My favorite professor is…
…Barbara McCaskill, associate professor of Multicultural American Literature in the Department of English. When I returned to UGA as a graduate student in the Women’s Studies Certificate Program, Professor McCaskill was the first person I met in the English Department. She embraced my interest in Southern women writers and encouraged me to apply to UGA’s English Department for doctoral study. She has sense served as my professor, major advisor, mentor and friend. She helps me to define and work steadily toward my professional goals. Above all, she maintains high standards of excellence and accepts no less from her students.
If I could share an afternoon with anyone, I would love to share it with…

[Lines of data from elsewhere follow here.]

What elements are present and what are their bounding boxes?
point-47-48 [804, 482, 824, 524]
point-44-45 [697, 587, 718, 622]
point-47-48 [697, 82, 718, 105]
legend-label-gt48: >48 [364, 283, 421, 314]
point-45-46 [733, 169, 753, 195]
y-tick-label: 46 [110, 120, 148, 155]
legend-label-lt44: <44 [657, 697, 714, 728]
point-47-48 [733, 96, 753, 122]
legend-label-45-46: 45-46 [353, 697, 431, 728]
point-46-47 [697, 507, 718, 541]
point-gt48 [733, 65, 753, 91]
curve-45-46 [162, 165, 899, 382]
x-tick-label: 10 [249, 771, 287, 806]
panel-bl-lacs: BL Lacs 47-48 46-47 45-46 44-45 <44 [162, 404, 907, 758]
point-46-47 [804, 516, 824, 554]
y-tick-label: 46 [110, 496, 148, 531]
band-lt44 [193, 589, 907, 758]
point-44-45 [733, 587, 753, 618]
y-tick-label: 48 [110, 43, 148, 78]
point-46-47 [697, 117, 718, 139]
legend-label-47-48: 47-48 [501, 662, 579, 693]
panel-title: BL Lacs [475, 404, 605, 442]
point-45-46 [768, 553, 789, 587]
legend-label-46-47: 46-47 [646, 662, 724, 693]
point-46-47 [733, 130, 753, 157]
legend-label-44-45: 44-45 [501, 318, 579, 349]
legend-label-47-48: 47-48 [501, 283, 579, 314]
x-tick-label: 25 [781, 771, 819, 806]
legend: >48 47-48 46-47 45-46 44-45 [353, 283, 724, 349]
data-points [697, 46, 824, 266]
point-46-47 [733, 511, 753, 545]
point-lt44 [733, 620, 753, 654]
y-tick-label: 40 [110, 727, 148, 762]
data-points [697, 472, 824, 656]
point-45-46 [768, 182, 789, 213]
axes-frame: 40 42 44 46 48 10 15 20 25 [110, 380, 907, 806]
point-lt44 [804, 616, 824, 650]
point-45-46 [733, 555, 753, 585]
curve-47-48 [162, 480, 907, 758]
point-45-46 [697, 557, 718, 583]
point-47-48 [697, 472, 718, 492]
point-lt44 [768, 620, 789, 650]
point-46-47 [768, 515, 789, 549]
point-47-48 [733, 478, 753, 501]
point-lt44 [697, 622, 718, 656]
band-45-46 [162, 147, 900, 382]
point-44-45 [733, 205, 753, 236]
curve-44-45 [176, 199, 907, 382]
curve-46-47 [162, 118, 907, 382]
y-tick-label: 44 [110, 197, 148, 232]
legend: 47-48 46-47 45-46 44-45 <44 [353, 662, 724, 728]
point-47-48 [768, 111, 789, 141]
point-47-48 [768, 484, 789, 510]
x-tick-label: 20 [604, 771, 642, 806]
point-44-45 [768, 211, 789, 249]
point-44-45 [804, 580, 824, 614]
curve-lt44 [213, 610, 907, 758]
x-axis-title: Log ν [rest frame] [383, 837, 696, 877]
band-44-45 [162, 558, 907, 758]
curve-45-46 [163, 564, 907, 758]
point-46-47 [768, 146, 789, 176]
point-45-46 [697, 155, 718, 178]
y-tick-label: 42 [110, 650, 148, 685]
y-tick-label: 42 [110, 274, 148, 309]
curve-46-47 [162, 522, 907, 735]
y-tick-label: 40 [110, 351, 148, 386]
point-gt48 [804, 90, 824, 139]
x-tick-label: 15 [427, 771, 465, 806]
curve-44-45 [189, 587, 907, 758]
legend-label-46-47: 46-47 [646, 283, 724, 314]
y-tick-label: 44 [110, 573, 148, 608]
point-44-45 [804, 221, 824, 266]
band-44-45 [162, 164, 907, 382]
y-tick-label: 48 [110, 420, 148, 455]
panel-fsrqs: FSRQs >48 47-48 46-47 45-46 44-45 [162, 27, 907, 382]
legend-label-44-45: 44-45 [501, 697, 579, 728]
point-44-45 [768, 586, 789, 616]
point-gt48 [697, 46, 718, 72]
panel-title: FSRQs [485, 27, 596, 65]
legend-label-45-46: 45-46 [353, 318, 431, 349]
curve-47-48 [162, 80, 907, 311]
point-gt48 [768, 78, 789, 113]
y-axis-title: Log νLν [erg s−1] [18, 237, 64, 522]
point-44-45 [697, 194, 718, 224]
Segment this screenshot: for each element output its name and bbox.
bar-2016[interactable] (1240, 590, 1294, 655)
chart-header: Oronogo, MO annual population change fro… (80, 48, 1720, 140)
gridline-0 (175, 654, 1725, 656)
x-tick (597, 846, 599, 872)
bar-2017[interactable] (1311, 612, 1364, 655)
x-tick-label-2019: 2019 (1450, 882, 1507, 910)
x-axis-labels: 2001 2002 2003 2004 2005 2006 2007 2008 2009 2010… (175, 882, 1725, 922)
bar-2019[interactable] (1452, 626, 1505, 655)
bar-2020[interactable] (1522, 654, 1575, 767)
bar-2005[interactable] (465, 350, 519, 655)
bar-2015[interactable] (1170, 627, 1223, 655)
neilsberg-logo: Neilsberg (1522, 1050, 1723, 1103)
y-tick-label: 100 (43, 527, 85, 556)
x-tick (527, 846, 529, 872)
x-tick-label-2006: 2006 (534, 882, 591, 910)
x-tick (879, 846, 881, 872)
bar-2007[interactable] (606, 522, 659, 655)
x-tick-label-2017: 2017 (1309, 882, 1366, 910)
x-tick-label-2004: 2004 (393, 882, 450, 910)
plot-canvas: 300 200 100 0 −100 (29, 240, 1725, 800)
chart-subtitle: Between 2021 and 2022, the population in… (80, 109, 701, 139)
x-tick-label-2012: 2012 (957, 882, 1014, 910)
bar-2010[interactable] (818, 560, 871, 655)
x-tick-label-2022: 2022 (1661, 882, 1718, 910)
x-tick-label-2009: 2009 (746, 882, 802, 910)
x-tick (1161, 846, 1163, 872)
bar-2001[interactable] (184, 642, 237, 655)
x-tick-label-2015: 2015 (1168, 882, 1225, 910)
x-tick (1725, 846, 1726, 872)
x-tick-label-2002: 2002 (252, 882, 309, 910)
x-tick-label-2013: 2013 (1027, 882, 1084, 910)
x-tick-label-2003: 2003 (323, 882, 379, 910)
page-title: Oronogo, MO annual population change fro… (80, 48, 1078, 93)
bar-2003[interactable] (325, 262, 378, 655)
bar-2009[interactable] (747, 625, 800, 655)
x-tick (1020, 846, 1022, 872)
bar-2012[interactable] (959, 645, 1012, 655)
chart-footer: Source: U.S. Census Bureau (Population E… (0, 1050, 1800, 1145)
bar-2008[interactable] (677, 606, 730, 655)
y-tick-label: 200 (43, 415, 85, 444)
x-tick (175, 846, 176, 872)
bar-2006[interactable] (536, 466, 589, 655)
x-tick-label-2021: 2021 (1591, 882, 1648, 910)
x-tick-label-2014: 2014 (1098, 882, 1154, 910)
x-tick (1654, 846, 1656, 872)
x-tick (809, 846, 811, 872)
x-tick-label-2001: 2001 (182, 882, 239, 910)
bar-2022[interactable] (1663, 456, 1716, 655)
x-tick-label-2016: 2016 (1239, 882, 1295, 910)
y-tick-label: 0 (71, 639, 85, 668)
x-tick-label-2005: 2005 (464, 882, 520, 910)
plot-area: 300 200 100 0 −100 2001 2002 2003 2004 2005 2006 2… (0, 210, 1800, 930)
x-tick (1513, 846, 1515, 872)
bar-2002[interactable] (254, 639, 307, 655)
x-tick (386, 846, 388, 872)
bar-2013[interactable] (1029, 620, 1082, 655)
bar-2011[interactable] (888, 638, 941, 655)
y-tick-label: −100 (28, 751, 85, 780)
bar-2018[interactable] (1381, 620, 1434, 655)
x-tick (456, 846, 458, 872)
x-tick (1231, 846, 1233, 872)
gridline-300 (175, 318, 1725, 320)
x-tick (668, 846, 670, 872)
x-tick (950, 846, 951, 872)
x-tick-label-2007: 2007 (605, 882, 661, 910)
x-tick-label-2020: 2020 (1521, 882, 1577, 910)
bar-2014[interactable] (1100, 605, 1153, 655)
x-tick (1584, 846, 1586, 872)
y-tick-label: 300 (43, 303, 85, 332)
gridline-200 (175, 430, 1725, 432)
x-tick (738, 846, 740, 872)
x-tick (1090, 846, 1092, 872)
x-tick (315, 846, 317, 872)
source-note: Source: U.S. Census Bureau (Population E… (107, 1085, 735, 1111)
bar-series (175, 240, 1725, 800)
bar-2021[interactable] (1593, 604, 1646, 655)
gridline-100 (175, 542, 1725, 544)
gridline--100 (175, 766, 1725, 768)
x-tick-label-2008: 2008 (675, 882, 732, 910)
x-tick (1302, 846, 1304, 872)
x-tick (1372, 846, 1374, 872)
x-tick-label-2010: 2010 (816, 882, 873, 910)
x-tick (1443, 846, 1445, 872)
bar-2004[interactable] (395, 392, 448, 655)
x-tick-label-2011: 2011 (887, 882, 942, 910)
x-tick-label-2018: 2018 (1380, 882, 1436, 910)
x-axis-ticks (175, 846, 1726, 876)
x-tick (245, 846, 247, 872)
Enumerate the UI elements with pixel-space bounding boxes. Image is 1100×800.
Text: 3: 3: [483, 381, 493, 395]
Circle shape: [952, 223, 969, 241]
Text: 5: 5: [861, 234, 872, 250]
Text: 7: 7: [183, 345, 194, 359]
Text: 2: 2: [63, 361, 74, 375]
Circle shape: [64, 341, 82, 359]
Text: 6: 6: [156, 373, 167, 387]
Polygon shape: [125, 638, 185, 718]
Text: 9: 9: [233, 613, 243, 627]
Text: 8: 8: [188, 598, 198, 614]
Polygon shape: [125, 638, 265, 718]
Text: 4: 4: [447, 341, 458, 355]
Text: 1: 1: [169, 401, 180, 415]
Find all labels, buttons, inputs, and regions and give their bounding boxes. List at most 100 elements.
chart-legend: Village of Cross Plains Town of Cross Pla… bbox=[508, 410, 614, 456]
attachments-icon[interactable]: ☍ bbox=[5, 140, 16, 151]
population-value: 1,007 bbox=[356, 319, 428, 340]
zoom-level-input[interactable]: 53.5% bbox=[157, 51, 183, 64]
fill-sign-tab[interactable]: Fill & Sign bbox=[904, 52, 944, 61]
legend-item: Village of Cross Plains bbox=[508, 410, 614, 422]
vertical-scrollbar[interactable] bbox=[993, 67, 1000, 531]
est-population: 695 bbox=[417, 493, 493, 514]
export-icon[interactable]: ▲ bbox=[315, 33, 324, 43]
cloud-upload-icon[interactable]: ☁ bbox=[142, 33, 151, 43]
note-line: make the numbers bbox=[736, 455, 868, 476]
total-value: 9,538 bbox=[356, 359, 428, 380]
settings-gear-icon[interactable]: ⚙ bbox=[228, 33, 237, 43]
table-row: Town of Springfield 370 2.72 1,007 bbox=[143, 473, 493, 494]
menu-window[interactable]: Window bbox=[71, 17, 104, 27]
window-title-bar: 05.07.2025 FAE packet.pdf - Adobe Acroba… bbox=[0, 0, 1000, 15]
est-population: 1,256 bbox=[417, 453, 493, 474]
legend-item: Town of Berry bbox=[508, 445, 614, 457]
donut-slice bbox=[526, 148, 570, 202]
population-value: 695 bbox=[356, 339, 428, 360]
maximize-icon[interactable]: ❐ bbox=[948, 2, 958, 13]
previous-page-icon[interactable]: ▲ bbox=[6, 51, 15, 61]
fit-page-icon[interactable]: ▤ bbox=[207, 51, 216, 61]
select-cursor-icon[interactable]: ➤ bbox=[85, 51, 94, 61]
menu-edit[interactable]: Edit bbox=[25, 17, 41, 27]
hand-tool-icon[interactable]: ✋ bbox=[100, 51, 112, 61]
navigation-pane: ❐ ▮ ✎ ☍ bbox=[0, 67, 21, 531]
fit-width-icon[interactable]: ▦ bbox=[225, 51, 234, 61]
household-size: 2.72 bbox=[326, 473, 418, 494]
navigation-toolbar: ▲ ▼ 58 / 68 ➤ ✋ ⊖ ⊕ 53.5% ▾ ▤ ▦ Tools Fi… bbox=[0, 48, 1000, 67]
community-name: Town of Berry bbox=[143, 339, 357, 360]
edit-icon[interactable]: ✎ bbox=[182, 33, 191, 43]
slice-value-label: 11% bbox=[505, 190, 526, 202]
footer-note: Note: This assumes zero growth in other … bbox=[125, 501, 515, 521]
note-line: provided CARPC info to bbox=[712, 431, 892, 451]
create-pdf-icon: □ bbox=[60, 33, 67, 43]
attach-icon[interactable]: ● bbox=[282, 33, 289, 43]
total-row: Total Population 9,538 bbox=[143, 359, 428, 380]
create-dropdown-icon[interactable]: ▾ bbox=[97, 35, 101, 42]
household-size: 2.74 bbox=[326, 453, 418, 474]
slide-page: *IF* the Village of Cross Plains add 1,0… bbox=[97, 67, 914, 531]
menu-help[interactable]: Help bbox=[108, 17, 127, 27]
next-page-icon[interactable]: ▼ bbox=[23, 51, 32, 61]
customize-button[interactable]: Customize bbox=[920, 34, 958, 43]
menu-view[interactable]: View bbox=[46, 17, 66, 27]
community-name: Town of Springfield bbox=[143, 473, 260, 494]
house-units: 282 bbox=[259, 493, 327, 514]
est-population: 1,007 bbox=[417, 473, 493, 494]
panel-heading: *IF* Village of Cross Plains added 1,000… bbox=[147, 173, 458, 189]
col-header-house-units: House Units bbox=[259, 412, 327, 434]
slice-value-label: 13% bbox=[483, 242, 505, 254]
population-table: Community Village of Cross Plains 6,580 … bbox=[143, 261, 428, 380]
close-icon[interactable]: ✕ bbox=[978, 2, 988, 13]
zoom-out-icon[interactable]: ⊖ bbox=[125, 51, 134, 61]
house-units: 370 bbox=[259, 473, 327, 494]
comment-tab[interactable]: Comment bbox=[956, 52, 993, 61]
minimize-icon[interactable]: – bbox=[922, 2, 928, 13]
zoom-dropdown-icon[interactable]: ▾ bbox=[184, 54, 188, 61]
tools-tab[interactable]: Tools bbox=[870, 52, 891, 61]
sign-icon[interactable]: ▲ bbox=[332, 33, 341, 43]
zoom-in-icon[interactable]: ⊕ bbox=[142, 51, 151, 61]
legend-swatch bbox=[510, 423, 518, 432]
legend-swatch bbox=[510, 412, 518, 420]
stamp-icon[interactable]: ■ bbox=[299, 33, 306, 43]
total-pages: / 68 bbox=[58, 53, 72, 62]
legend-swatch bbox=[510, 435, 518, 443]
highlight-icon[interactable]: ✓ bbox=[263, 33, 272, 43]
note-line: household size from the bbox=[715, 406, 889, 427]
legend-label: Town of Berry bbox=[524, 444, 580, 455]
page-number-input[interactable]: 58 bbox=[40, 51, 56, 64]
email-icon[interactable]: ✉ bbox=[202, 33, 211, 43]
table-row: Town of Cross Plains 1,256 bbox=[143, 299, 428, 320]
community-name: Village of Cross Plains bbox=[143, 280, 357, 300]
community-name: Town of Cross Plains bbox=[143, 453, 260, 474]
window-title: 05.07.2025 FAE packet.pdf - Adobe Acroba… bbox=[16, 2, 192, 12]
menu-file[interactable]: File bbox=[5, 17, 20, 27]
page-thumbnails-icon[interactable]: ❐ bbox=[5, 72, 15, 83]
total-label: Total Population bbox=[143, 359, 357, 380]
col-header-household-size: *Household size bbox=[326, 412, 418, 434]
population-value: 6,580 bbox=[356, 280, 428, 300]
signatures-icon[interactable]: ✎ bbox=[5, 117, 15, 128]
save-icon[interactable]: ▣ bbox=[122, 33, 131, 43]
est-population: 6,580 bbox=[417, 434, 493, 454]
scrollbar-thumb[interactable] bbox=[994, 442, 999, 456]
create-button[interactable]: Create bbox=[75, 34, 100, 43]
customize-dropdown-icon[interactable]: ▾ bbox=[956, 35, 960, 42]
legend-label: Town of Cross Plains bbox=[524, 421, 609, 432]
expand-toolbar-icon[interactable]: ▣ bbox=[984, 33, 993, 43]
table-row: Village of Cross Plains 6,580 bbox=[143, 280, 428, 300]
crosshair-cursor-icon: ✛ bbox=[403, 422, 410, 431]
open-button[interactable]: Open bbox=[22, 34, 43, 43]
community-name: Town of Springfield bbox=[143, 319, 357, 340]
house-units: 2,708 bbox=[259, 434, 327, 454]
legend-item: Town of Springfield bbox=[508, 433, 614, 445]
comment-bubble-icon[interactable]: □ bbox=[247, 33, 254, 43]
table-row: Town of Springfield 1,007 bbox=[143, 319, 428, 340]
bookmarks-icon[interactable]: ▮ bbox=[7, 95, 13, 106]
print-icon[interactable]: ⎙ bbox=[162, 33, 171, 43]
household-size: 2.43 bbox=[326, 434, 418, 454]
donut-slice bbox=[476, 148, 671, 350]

…African American anthropologist, folklorist and author Zora Neale Hurston. She is, without a doubt my, my muse. I consider Hurston’s one of the most brilliant minds of the twentieth century. Her anthropological work on the retentions of African culture in Haiti and the African American South inspires my current interests in African dance as sites of what Toni Morrison calls “cultural memory” in African American women’s literature.
If I knew I could not fail, I would…
…devote the rest of my life and money to researching a cure for cancer. I spent ten years of my life caring for my father who succumbed to cancer five years ago. Now, in between doing research, teaching, presenting my work at conferences or writing for publication, I travel to Tuskegee, Alabama, to care for my mother, whose battle with incurable breast cancer is having a devastating affect not only her body, but on our family unit. Cancer, I believe, is the modern-day plague; and, if I really felt like I could make a difference, I would exhaust every effort in helping to obliterate it from the face of the earth.
After graduation, I plan to…
…get a job, pay some bills, nurture the beautiful family that my husband, LaMont, and I are starting. We are eagerly anticipating the birth of our first child in November.